Risques « long tail » dans le secteur alimentaire: emballages plastiques, sucres ajoutés ou aliments hautement transformés.
En s’appuyant sur l’exemple du scandale de l’oxyde d’éthylène, il a illustré les risques liés aux produits contaminés et la manière dont ces produits arrivent dans l’UE en dépit des interdictions. Afin de réduire efficacement les risques, il prône une transparence accrue et une meilleure traçabilité de la chaîne d’approvisionnement: aujourd’hui encore, 20 pour cent des produits issus de la pêche font l’objet de déclarations inexactes. Enfin, il a souligné l’importance des risques dits «à longue traîne» dans le secteur alimentaire: emballages plastiques, sucres ajoutés ou aliments hautement transformés.
Pour finir, Lorenzo Natale et Patrizio Pelliccia ainsi que l’organisatrice Daniela Merola ont remercié les personnes présentes d’être venues aussi nombreuses. Le colloque a en effet enregistré un nouveau record de participation en cette année anniversaire de l’ASA: la centaine d’invités a beaucoup apprécié les échanges enrichissants sur des problématiques essentielles pour le secteur ainsi que le passage en revue de plusieurs sujets d’actualité.

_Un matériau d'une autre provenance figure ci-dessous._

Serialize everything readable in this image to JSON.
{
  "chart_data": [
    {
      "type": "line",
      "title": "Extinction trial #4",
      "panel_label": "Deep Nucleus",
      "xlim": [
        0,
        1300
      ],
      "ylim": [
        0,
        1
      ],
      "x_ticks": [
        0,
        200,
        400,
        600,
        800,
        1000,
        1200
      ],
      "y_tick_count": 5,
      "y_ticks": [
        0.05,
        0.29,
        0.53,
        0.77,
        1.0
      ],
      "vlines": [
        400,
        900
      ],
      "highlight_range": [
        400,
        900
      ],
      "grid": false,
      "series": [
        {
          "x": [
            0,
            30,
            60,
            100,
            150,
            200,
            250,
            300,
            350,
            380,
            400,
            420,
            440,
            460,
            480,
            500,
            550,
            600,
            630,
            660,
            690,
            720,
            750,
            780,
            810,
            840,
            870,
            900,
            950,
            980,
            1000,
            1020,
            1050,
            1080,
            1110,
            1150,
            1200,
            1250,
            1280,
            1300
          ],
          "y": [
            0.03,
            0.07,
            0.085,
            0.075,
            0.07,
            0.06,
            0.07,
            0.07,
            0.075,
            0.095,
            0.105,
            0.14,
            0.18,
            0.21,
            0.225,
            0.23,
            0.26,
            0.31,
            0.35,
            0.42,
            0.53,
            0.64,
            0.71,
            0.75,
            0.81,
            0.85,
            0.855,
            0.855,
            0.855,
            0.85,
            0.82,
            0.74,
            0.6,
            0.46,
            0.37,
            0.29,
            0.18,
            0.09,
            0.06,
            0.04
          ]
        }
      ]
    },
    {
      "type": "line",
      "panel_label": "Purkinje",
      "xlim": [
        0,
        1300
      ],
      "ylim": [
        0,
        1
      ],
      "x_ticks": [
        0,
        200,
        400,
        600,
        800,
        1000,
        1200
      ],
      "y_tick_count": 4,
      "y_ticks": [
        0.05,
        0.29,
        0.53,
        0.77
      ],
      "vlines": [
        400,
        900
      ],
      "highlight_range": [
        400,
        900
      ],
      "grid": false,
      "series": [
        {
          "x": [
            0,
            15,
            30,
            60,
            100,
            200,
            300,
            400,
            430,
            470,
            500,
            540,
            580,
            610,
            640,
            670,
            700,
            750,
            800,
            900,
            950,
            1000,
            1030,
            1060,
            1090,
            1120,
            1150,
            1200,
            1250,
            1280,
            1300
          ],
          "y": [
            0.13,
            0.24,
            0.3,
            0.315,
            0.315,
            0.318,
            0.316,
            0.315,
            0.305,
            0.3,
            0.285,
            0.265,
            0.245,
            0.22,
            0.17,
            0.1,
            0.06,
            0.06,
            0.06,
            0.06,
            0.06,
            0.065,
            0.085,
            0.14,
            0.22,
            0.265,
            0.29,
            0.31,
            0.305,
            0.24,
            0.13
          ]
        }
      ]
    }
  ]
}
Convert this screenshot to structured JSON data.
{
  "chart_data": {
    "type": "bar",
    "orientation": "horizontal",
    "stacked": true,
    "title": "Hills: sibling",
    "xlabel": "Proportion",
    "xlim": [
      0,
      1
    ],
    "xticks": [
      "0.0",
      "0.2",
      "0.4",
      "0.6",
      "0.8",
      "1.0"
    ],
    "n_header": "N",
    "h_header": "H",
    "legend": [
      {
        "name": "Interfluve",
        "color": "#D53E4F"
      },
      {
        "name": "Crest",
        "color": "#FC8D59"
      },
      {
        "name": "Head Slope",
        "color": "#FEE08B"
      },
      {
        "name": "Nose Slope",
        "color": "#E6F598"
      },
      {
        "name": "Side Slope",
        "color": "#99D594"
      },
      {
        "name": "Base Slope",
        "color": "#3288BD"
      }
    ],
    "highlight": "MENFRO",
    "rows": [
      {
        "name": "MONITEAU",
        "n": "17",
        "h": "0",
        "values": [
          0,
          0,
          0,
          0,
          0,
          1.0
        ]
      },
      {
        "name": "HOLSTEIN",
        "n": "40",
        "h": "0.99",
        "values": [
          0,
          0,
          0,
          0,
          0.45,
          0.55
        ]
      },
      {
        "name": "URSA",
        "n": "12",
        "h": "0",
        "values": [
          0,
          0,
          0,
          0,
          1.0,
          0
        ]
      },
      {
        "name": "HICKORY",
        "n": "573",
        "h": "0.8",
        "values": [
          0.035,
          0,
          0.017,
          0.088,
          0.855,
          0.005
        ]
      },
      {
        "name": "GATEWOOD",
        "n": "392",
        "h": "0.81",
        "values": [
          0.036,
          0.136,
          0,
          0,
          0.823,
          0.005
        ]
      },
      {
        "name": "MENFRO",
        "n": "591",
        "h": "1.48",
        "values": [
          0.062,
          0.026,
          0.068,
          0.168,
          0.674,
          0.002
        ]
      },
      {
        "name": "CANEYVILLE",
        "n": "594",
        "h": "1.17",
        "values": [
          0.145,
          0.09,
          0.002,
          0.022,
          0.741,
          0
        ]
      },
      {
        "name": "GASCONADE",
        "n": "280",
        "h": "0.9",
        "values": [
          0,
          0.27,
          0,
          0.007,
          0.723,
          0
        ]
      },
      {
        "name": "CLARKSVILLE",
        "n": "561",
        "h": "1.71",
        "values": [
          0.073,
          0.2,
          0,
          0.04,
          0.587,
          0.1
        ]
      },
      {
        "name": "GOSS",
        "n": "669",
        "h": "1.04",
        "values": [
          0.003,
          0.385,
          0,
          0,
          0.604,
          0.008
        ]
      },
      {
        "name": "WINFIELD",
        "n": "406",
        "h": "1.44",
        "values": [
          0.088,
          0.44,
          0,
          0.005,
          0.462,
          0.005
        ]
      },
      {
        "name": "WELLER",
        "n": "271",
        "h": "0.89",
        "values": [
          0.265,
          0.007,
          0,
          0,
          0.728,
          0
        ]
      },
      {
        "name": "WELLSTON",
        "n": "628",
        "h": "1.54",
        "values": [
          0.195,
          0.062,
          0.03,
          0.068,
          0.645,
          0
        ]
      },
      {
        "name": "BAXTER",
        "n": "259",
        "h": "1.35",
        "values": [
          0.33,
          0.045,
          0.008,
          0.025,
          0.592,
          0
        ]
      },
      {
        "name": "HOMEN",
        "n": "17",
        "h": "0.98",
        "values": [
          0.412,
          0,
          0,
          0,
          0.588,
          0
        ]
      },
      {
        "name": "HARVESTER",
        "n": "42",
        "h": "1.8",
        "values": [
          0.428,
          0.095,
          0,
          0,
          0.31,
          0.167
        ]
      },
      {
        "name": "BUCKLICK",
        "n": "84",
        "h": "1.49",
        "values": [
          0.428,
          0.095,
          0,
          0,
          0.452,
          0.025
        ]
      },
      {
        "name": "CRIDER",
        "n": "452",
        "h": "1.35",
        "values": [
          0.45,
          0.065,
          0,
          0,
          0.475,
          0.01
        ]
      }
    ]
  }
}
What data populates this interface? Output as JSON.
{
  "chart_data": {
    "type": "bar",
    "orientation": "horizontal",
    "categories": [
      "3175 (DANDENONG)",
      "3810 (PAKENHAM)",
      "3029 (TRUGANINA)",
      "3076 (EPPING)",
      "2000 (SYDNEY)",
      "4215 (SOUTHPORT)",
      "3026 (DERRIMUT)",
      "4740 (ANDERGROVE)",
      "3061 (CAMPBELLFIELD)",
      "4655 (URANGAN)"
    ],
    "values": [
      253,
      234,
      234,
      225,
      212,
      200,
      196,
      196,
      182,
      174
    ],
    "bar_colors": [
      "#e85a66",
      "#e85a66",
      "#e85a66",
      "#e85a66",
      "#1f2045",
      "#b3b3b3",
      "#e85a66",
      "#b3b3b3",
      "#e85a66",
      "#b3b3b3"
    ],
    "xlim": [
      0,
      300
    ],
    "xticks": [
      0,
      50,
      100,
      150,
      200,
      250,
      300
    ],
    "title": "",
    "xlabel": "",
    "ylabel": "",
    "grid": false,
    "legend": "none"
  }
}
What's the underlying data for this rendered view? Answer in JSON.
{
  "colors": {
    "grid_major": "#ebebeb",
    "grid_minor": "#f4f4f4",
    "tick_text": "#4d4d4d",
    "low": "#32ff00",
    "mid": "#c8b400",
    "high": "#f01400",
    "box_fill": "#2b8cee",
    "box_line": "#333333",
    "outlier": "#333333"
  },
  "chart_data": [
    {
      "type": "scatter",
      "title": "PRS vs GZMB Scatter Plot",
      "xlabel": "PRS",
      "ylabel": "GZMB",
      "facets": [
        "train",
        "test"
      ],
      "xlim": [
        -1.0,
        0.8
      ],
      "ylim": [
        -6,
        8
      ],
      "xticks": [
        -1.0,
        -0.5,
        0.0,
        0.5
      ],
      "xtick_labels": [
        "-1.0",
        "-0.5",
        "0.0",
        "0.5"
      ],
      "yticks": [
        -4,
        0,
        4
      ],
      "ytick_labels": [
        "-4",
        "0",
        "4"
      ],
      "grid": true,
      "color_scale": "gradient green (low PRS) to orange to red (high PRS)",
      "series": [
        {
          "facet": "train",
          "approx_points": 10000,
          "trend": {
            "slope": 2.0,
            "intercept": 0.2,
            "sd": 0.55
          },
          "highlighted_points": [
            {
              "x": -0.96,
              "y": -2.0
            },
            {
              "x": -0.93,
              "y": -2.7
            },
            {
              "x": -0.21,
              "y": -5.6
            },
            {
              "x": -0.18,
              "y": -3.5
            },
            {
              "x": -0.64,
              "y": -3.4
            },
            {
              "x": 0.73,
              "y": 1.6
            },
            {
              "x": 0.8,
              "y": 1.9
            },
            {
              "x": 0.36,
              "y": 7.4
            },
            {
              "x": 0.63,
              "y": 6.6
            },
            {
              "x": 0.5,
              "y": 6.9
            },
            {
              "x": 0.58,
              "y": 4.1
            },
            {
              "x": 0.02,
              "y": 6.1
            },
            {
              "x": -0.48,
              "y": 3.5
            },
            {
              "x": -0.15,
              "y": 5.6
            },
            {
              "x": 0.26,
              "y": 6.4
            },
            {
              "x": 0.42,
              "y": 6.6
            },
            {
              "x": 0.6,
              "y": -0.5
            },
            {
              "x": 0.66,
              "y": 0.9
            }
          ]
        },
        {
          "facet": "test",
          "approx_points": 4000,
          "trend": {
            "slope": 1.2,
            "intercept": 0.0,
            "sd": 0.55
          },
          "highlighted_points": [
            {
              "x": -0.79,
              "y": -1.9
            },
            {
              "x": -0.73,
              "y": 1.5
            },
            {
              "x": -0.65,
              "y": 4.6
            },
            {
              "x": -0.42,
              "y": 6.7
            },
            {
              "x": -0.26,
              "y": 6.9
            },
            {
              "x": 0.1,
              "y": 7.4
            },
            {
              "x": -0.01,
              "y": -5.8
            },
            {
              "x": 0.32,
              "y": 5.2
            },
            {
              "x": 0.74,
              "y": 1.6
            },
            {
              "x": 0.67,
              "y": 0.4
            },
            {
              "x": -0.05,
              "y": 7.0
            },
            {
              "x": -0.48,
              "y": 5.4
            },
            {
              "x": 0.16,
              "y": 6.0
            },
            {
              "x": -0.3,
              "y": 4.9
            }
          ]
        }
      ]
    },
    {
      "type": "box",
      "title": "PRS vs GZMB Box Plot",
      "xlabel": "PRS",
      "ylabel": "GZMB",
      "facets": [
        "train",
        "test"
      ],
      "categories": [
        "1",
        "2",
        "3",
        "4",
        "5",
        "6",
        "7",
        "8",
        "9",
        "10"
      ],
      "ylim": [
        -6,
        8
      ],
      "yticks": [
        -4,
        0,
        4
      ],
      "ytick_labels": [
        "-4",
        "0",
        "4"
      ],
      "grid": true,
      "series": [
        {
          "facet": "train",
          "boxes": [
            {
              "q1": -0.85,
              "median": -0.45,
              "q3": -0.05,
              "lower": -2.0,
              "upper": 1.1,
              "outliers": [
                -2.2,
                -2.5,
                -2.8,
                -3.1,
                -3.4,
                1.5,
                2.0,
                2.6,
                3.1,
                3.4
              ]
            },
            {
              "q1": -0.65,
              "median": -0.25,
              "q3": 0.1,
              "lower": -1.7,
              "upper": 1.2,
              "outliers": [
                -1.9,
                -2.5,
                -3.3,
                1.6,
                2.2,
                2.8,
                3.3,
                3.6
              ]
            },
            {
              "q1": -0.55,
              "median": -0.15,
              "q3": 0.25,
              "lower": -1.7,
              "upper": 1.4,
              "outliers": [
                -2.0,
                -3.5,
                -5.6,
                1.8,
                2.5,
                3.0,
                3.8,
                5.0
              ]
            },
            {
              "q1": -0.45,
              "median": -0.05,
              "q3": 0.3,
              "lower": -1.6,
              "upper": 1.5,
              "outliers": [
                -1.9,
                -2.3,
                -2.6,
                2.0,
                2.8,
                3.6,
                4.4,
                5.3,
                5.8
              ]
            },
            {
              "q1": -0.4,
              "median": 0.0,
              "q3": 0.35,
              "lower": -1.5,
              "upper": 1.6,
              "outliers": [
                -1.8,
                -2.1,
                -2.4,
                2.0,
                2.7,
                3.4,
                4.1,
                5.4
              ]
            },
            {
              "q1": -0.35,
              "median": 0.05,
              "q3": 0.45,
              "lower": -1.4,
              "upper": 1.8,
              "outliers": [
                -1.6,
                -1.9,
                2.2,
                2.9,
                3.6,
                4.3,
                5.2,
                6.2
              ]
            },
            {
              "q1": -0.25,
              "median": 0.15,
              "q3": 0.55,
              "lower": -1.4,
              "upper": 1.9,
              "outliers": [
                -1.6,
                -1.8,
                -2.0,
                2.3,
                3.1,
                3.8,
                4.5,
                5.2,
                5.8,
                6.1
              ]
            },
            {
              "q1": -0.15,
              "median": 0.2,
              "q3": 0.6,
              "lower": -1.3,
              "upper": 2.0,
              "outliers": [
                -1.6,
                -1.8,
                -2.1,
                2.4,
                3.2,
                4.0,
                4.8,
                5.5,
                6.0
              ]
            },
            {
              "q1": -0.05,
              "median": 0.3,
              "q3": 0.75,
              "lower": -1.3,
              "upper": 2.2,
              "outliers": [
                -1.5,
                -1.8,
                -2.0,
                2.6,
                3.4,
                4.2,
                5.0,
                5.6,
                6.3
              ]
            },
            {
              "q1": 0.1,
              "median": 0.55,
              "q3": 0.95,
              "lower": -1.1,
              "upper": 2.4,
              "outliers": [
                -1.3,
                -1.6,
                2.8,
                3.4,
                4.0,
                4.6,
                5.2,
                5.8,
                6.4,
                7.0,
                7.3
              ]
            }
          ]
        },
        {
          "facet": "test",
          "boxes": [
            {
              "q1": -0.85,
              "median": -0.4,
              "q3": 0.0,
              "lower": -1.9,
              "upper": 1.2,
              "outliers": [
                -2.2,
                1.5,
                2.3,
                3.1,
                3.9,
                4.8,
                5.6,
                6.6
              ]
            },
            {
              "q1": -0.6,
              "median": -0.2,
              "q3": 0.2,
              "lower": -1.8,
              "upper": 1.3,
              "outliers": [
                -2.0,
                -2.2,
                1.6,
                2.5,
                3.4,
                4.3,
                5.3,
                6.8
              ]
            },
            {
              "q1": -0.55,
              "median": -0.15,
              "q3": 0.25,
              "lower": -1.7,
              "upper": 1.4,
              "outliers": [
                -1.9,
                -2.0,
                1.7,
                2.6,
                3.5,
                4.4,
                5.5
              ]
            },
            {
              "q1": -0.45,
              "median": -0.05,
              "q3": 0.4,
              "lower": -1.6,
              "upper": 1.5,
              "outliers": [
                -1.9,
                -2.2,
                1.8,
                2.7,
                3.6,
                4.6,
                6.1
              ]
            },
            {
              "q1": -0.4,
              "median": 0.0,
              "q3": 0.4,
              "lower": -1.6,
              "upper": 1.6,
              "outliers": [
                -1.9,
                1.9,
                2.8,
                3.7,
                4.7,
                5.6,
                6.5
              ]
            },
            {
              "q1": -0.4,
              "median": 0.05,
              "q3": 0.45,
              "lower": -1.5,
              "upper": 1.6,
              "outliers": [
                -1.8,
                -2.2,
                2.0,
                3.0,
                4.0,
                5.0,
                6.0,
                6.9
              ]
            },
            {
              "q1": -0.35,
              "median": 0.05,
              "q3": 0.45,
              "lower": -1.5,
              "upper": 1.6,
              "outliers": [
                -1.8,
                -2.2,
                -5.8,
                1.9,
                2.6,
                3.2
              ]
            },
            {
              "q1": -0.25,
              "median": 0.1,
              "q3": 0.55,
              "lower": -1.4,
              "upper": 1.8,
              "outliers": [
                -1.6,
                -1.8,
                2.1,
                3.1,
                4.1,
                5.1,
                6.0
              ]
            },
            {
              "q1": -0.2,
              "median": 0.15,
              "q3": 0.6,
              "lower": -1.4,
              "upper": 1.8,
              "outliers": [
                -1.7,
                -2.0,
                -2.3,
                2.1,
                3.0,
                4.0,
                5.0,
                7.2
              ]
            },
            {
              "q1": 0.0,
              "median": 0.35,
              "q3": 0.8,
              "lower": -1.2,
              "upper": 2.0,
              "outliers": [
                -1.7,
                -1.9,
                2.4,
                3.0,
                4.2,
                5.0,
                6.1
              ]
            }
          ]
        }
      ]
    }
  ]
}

À propos du colloque sur la responsabilité civile de l’ASA
L’année 2025 marque la 24e édition du colloque sur l’assurance responsabilité civile de l’ASA. Ce colloque annuel est très apprécié des spécialistes des services des sinistres et de la souscription, non seulement en raison des exposés pratiques passionnants qui y sont présentés, mais aussi et surtout parce qu’il offre une occasion rare d’échanger entre pairs et de se constituer un réseau.